“You knew these men?” he asked.

“Yes; at the time.”

“And you have no recollection of Osmund Maiden? He would have been a young man of about twenty—handsome and spirited, well educated.”

“I have told you before, sir,” replied the factor, “that the name is strange to me. I should probably recall him if he had passed through the fort, for I have a very keen memory.”

“Twenty-nine years is a long time—long enough for much to slip the mind,” said Mr. Burley. “I have been in the Canadas for the better part of a year, sir, and I have made not the slightest advancement in the matter that brought me from England. It is strange that a man should vanish with leaving a clew behind him, and I will not confess that I am beaten. My task, gentlemen, is to find Osmund Maiden alive, or to discover clear proof of his death.

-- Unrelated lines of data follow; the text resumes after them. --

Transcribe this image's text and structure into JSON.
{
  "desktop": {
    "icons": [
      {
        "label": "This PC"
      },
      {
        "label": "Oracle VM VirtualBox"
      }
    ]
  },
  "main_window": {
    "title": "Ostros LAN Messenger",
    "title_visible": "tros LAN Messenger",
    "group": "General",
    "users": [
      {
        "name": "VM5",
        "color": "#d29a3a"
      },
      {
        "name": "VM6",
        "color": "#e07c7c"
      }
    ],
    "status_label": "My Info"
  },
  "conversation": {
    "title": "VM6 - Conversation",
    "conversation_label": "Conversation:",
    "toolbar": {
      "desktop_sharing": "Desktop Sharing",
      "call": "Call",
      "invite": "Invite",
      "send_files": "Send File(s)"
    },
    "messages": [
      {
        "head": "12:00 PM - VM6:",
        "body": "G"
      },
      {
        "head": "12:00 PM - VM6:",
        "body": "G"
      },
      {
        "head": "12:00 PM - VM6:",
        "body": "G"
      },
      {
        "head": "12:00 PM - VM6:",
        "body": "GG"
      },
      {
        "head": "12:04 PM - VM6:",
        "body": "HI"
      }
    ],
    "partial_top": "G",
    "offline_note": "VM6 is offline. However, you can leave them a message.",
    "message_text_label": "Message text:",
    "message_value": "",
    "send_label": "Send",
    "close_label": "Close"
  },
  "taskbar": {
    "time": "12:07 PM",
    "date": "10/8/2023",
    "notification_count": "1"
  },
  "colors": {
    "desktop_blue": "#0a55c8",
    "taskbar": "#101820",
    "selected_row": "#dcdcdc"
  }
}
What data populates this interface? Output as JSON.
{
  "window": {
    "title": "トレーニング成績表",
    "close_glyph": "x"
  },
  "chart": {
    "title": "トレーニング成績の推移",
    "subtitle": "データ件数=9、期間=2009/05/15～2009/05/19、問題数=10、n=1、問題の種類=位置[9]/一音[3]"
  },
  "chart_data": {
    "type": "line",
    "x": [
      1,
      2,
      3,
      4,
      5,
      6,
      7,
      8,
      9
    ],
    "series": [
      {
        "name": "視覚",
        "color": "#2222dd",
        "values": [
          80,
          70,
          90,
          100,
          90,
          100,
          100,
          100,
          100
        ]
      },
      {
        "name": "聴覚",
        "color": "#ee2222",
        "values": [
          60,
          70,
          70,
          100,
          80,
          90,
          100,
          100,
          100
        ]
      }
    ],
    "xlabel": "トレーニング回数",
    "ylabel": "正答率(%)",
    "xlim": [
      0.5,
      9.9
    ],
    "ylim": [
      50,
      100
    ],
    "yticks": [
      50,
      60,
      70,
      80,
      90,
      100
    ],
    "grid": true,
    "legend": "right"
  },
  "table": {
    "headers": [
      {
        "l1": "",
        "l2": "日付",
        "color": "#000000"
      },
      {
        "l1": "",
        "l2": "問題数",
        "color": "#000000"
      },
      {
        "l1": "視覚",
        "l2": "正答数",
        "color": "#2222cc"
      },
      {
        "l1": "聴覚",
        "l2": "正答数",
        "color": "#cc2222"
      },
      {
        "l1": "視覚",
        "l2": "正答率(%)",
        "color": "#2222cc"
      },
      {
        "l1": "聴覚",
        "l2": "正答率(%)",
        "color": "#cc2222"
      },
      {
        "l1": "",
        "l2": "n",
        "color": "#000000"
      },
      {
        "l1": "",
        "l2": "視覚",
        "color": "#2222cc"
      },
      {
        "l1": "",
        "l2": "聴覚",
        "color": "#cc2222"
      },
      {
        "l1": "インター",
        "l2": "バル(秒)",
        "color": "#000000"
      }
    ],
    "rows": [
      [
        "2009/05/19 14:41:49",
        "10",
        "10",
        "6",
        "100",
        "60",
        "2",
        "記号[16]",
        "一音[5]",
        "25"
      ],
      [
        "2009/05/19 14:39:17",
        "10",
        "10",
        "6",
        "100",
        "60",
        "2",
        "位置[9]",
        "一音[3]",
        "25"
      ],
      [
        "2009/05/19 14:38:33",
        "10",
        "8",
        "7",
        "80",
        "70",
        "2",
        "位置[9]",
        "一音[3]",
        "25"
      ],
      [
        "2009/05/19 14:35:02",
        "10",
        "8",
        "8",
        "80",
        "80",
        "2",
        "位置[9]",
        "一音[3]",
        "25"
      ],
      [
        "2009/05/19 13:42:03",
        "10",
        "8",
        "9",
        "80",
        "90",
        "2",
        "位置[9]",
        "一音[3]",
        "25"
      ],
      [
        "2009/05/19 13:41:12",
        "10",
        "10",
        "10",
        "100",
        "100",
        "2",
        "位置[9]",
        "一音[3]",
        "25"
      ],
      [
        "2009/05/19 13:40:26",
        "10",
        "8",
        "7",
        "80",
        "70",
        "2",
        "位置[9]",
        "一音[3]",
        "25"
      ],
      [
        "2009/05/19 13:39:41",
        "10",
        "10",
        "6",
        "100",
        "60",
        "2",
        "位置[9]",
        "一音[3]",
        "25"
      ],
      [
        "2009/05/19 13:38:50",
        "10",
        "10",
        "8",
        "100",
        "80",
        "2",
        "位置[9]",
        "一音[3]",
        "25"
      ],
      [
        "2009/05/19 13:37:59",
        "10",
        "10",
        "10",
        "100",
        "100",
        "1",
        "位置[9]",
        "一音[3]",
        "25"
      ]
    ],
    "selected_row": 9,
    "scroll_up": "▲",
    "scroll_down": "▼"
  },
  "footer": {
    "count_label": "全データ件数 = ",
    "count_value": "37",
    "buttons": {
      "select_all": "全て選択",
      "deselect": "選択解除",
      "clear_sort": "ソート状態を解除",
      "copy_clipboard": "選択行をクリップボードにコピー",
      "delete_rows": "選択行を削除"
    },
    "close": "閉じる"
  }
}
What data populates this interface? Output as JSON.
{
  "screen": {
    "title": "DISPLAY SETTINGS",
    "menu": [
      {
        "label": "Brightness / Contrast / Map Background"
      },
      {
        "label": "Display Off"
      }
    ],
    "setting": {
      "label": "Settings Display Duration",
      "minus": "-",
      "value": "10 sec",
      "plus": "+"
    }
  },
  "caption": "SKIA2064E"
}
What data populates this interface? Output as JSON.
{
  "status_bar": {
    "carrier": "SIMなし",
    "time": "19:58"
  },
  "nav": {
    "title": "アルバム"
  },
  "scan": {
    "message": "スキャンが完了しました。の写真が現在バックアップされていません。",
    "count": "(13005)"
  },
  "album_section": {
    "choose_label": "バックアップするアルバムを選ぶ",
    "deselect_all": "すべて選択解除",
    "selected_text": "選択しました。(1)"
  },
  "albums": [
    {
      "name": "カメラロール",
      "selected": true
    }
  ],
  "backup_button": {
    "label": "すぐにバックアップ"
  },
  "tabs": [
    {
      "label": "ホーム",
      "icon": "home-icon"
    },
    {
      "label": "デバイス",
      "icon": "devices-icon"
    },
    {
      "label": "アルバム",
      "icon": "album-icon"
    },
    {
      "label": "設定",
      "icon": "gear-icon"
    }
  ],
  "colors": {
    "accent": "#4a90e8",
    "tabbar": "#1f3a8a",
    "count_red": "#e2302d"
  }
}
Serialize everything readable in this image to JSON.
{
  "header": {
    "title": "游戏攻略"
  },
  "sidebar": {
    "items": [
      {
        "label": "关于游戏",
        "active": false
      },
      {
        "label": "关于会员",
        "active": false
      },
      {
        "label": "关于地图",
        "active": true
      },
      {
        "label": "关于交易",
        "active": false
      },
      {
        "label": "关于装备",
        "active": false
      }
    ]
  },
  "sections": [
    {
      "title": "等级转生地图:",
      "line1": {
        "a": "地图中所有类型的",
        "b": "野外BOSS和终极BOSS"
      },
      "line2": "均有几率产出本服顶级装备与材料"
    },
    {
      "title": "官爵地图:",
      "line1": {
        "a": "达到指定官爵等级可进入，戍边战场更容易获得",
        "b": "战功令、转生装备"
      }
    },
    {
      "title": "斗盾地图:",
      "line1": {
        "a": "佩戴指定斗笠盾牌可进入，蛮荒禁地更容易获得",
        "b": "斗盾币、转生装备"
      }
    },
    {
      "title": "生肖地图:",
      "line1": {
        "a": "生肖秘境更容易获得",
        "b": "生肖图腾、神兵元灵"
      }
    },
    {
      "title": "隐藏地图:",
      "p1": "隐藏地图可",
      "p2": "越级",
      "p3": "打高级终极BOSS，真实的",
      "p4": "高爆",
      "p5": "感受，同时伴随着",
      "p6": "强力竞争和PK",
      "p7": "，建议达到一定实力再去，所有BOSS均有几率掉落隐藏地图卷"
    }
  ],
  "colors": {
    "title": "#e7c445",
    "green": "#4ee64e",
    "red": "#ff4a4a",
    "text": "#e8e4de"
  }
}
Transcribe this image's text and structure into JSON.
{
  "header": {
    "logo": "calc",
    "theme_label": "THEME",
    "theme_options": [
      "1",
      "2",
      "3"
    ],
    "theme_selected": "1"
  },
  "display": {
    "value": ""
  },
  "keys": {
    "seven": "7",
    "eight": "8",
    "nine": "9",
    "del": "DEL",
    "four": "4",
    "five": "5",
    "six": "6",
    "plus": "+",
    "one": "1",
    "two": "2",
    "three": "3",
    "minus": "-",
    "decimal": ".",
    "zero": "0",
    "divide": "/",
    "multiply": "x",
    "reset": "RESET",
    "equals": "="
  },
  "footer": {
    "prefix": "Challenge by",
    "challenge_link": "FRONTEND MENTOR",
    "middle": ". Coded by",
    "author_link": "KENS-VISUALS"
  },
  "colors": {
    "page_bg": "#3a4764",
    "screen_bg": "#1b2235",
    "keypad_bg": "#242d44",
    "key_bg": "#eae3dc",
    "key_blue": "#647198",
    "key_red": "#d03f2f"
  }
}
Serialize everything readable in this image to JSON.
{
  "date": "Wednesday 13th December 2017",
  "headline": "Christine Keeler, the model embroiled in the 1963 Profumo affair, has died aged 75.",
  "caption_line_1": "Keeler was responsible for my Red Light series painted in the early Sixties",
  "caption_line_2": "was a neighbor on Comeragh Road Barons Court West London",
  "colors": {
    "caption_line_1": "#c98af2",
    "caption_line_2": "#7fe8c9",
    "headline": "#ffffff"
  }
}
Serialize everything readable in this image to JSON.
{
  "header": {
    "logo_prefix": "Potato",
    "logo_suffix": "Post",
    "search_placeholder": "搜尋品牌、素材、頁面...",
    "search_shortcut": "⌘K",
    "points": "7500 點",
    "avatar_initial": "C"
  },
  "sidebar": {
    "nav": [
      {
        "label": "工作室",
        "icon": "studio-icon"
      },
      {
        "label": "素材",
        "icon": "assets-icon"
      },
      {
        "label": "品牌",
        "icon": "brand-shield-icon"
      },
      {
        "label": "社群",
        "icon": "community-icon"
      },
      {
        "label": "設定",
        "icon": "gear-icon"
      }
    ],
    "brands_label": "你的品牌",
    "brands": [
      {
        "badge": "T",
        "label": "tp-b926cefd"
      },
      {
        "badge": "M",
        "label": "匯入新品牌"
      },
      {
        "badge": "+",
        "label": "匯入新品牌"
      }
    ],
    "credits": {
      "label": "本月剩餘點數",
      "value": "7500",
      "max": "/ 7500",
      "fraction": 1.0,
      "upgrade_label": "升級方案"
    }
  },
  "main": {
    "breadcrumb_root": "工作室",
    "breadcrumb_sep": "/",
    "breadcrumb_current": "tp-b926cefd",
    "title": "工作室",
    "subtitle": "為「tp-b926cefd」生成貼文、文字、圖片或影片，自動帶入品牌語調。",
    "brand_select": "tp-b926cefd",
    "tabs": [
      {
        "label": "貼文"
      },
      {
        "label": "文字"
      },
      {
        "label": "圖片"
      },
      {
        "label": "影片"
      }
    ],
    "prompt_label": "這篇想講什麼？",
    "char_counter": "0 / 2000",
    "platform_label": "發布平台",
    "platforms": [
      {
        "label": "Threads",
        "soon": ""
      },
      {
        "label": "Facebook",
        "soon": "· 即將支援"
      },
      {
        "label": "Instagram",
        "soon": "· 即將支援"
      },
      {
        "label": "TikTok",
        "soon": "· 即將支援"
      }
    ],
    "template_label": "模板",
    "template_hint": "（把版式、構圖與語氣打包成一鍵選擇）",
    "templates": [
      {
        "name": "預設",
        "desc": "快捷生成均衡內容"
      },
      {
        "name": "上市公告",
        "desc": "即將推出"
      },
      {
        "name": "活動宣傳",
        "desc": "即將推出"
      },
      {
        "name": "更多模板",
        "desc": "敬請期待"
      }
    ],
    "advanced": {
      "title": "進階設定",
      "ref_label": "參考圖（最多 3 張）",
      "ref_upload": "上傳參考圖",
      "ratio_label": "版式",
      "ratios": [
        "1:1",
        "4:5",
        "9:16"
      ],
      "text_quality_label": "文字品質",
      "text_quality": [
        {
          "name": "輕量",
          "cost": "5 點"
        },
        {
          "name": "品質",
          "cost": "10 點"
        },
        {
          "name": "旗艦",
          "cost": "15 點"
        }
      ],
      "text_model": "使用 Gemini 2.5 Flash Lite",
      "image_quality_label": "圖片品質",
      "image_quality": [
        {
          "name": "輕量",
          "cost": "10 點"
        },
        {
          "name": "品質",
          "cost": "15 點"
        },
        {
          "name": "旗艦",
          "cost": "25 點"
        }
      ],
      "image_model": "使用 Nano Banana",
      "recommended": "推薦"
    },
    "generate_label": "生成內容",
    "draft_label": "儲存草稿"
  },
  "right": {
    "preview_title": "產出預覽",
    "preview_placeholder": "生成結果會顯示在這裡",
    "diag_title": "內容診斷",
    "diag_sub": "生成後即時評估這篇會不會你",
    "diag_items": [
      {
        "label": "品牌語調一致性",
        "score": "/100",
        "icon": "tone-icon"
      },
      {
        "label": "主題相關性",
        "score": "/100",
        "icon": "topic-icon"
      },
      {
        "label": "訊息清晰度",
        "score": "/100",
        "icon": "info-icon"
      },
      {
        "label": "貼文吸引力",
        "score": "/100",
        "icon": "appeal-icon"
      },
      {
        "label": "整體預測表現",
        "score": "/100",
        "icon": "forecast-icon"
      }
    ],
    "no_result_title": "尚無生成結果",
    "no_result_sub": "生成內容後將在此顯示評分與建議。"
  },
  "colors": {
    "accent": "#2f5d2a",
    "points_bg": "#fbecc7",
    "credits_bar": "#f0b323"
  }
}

And it occurred to me to-night that he may have been one of those luckless travelers who passed through Fort Garry to tempt fortune in the wilderness.”

“It is not impossible,” replied Macdonald. “I could not swear to the contrary.”

“It seems like enough,” said I. “At that period few went to the far north except by way of Fort Garry.”

Mr. Burley gave me a grateful glance, and regaled himself with a second pinch of snuff.

“I will come to the point, Mr. Macdonald,” he resumed. “These unclaimed trunks and boxes—you say they are in the fort?”

“Yes; they are stored in an upper room of this very house—at least, the greater part of them. All that were deposited here during the last five or six years are in another building.”